Whittier was an offensive lineman and tight end for the Longhorns from 1969 to 1972. Whittier served as an assistant district attorney for the Dallas County District Attorney’s office and is “totally disabled” at the age of 64 and cared for by his sister, according to court documents.

Repeated traumatic head impacts for Whittier created an increased risk of brain injury, such as Alzheimer’s, and the NCAA “should have established reasonable protocols to have protected Mr. Whittier and the other class members from injury,” according to the filing.

The class he’s trying to represent is all former college football players living in the U.S. who played from 1960 to 2014, didn’t play professional football and have been diagnosed with a “latent brain injury or disease.” Jefferson said he believes Whittier’s case will be moved from Texas and consolidated in Chicago, where the settlement is being considered.

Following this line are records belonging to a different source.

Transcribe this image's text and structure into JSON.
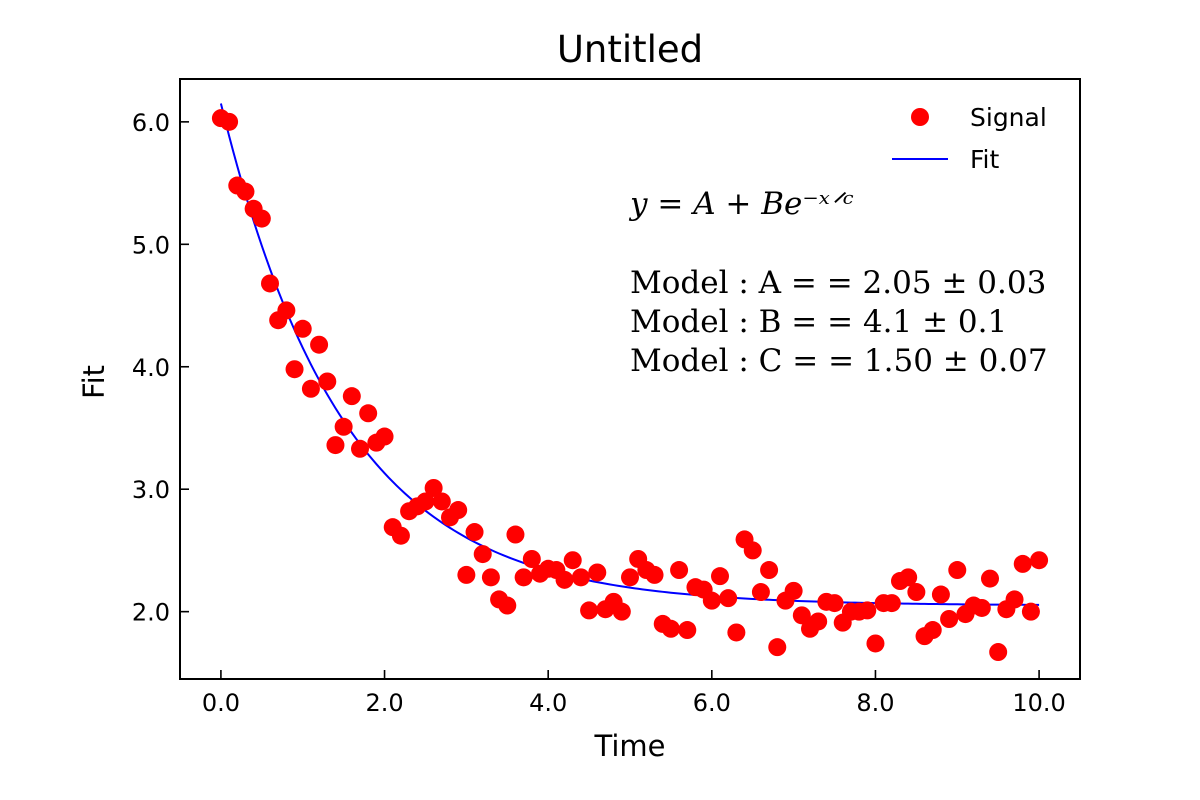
{
  "chart_data": {
    "type": "scatter",
    "title": "Untitled",
    "xlabel": "Time",
    "ylabel": "Fit",
    "xlim": [
      -0.5,
      10.5
    ],
    "ylim": [
      1.45,
      6.35
    ],
    "x_ticks": [
      0,
      2,
      4,
      6,
      8,
      10
    ],
    "x_tick_labels": [
      "0.0",
      "2.0",
      "4.0",
      "6.0",
      "8.0",
      "10.0"
    ],
    "y_ticks": [
      2,
      3,
      4,
      5,
      6
    ],
    "y_tick_labels": [
      "2.0",
      "3.0",
      "4.0",
      "5.0",
      "6.0"
    ],
    "grid": false,
    "legend_position": "top-right",
    "legend": [
      {
        "label": "Signal",
        "marker": "circle",
        "color": "#ff0000"
      },
      {
        "label": "Fit",
        "marker": "line",
        "color": "#0000ff"
      }
    ],
    "annotations": {
      "equation": "y = A + Be⁻ˣᐟᶜ",
      "params": [
        "Model : A = = 2.05 ± 0.03",
        "Model : B = = 4.1 ± 0.1",
        "Model : C = = 1.50 ± 0.07"
      ]
    },
    "series": [
      {
        "name": "Signal",
        "kind": "scatter",
        "color": "#ff0000",
        "x": [
          0.0,
          0.1,
          0.2,
          0.3,
          0.4,
          0.5,
          0.6,
          0.7,
          0.8,
          0.9,
          1.0,
          1.1,
          1.2,
          1.3,
          1.4,
          1.5,
          1.6,
          1.7,
          1.8,
          1.9,
          2.0,
          2.1,
          2.2,
          2.3,
          2.4,
          2.5,
          2.6,
          2.7,
          2.8,
          2.9,
          3.0,
          3.1,
          3.2,
          3.3,
          3.4,
          3.5,
          3.6,
          3.7,
          3.8,
          3.9,
          4.0,
          4.1,
          4.2,
          4.3,
          4.4,
          4.5,
          4.6,
          4.7,
          4.8,
          4.9,
          5.0,
          5.1,
          5.2,
          5.3,
          5.4,
          5.5,
          5.6,
          5.7,
          5.8,
          5.9,
          6.0,
          6.1,
          6.2,
          6.3,
          6.4,
          6.5,
          6.6,
          6.7,
          6.8,
          6.9,
          7.0,
          7.1,
          7.2,
          7.3,
          7.4,
          7.5,
          7.6,
          7.7,
          7.8,
          7.9,
          8.0,
          8.1,
          8.2,
          8.3,
          8.4,
          8.5,
          8.6,
          8.7,
          8.8,
          8.9,
          9.0,
          9.1,
          9.2,
          9.3,
          9.4,
          9.5,
          9.6,
          9.7,
          9.8,
          9.9,
          10.0
        ],
        "y": [
          6.03,
          6.0,
          5.48,
          5.43,
          5.29,
          5.21,
          4.68,
          4.38,
          4.46,
          3.98,
          4.31,
          3.82,
          4.18,
          3.88,
          3.36,
          3.51,
          3.76,
          3.33,
          3.62,
          3.38,
          3.43,
          2.69,
          2.62,
          2.82,
          2.86,
          2.9,
          3.01,
          2.9,
          2.77,
          2.83,
          2.3,
          2.65,
          2.47,
          2.28,
          2.1,
          2.05,
          2.63,
          2.28,
          2.43,
          2.31,
          2.35,
          2.34,
          2.26,
          2.42,
          2.28,
          2.01,
          2.32,
          2.02,
          2.08,
          2.0,
          2.28,
          2.43,
          2.34,
          2.3,
          1.9,
          1.86,
          2.34,
          1.85,
          2.2,
          2.18,
          2.09,
          2.29,
          2.11,
          1.83,
          2.59,
          2.5,
          2.16,
          2.34,
          1.71,
          2.09,
          2.17,
          1.97,
          1.86,
          1.92,
          2.08,
          2.07,
          1.91,
          2.0,
          2.0,
          2.01,
          1.74,
          2.07,
          2.07,
          2.25,
          2.28,
          2.16,
          1.8,
          1.85,
          2.14,
          1.94,
          2.34,
          1.98,
          2.05,
          2.03,
          2.27,
          1.67,
          2.02,
          2.1,
          2.39,
          2.0,
          2.42
        ]
      },
      {
        "name": "Fit",
        "kind": "line",
        "color": "#0000ff",
        "model": {
          "A": 2.05,
          "B": 4.1,
          "C": 1.5
        },
        "x_range": [
          0,
          10
        ]
      }
    ]
  }
}
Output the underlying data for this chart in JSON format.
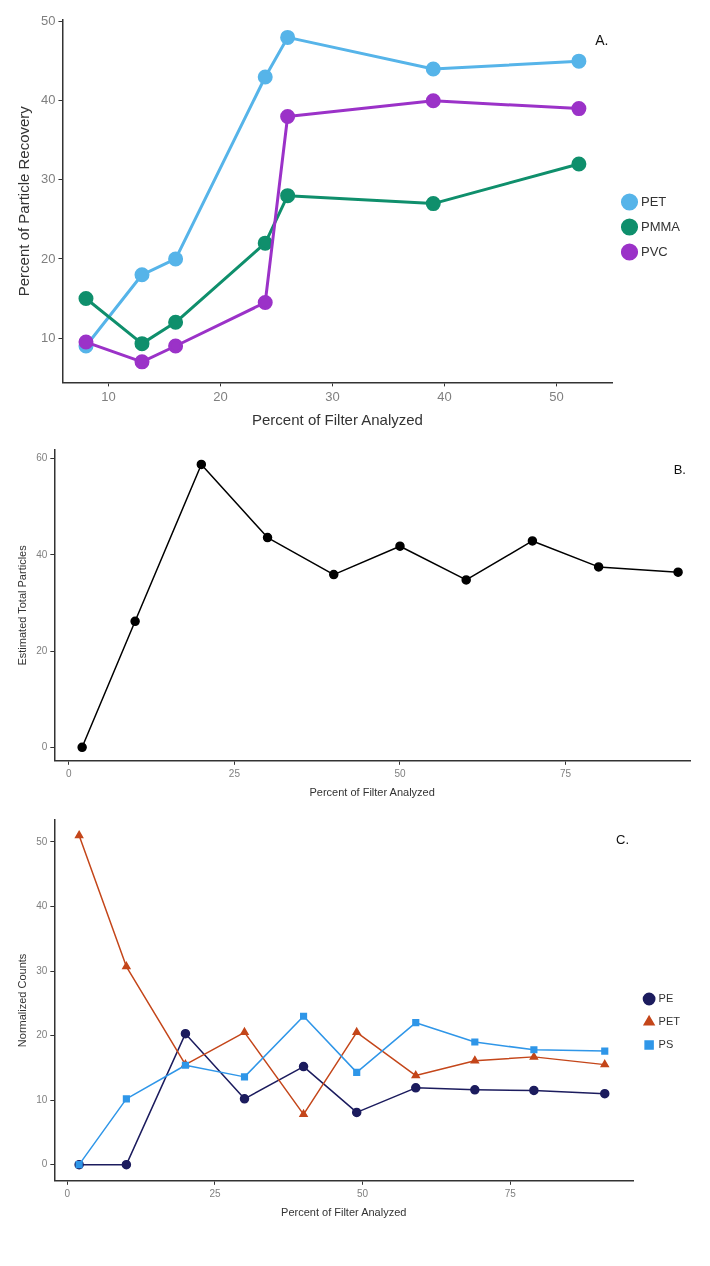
{
  "chart_data": [
    {
      "type": "line",
      "xlabel": "Percent of Filter Analyzed",
      "ylabel": "Percent of Particle Recovery",
      "annotations": [
        "A."
      ],
      "x": [
        8,
        13,
        16,
        24,
        26,
        39,
        52
      ],
      "xlim": [
        5.9,
        55
      ],
      "xticks": [
        10,
        20,
        30,
        40,
        50
      ],
      "ylim": [
        4.4,
        50.2
      ],
      "yticks": [
        10,
        20,
        30,
        40,
        50
      ],
      "grid": false,
      "legend": "right",
      "marker": "circle",
      "line_style": "solid",
      "series": [
        {
          "name": "PET",
          "color": "#56b4e9",
          "values": [
            9,
            18,
            20,
            43,
            48,
            44,
            45
          ]
        },
        {
          "name": "PMMA",
          "color": "#0f8f6c",
          "values": [
            15,
            9.3,
            12,
            22,
            28,
            27,
            32
          ]
        },
        {
          "name": "PVC",
          "color": "#9b32c8",
          "values": [
            9.5,
            7,
            9,
            14.5,
            38,
            40,
            39
          ]
        }
      ]
    },
    {
      "type": "line",
      "xlabel": "Percent of Filter Analyzed",
      "ylabel": "Estimated Total Particles",
      "annotations": [
        "B."
      ],
      "x": [
        2,
        10,
        20,
        30,
        40,
        50,
        60,
        70,
        80,
        92
      ],
      "xlim": [
        -2.2,
        93.8
      ],
      "xticks": [
        0,
        25,
        50,
        75
      ],
      "ylim": [
        -2.8,
        61.8
      ],
      "yticks": [
        0,
        20,
        40,
        60
      ],
      "grid": false,
      "legend": false,
      "marker": "circle",
      "line_style": "solid",
      "series": [
        {
          "color": "#000000",
          "values": [
            0,
            26.2,
            58.8,
            43.6,
            35.9,
            41.8,
            34.8,
            42.9,
            37.5,
            36.4
          ]
        }
      ]
    },
    {
      "type": "line",
      "xlabel": "Percent of Filter Analyzed",
      "ylabel": "Normalized Counts",
      "annotations": [
        "C."
      ],
      "x": [
        2,
        10,
        20,
        30,
        40,
        49,
        59,
        69,
        79,
        91
      ],
      "xlim": [
        -2.2,
        95.8
      ],
      "xticks": [
        0,
        25,
        50,
        75
      ],
      "ylim": [
        -2.5,
        53.4
      ],
      "yticks": [
        0,
        10,
        20,
        30,
        40,
        50
      ],
      "grid": false,
      "legend": "right",
      "line_style": "solid",
      "series": [
        {
          "name": "PE",
          "color": "#1c1c5e",
          "marker": "circle",
          "values": [
            0,
            0,
            20.3,
            10.2,
            15.2,
            8.1,
            11.9,
            11.6,
            11.5,
            11
          ]
        },
        {
          "name": "PET",
          "color": "#c4461a",
          "marker": "triangle",
          "values": [
            51,
            30.7,
            15.5,
            20.5,
            7.8,
            20.5,
            13.8,
            16.1,
            16.7,
            15.5
          ]
        },
        {
          "name": "PS",
          "color": "#2f96e8",
          "marker": "square",
          "values": [
            0,
            10.2,
            15.4,
            13.6,
            23,
            14.3,
            22,
            19,
            17.8,
            17.6
          ]
        }
      ]
    }
  ]
}
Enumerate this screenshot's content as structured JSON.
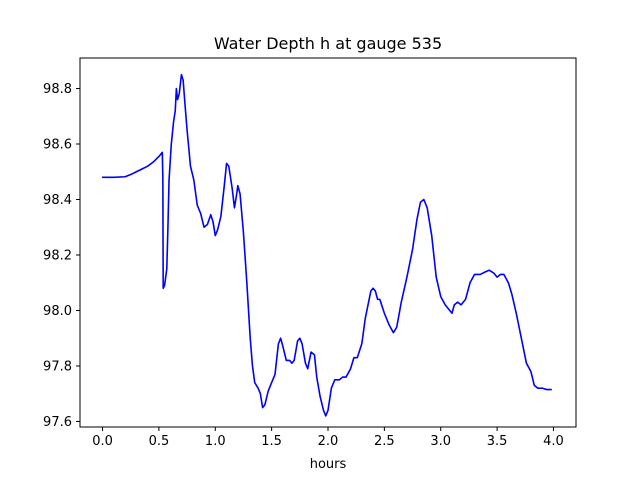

Jefferson said the widow of deceased Texas defensive lineman Alan Rickman recently contacted him to inquire about whether the proposed NCAA settlement would include claims for families of ex-players who die from brain diseases. Rickman died in 2011 at the age of 54 after being diagnosed with early Alzheimer’s, according to Jefferson.

“I told the judge I thought the relevant period should correlate with the advent of the hardshell helmet and the face mask, which made a fundamental change in how the game was taught and played,” said Jefferson, who says he played football at Texas from 1975 to ’79. “Believe me, we were taught to lead with our helmet and use the head.”

Lee’s major issue overseeing the proposed NCAA settlement appears to be whether non-contact sport athletes should be part of it, said Berman, who has expressed confidence the settlement will eventually be approved. If Lee approves the settlement, class members have 180 days after the preliminary approval date to opt out of the agreement.

The NCAA did not immediately respond to a request for comment about the Whittier lawsuit.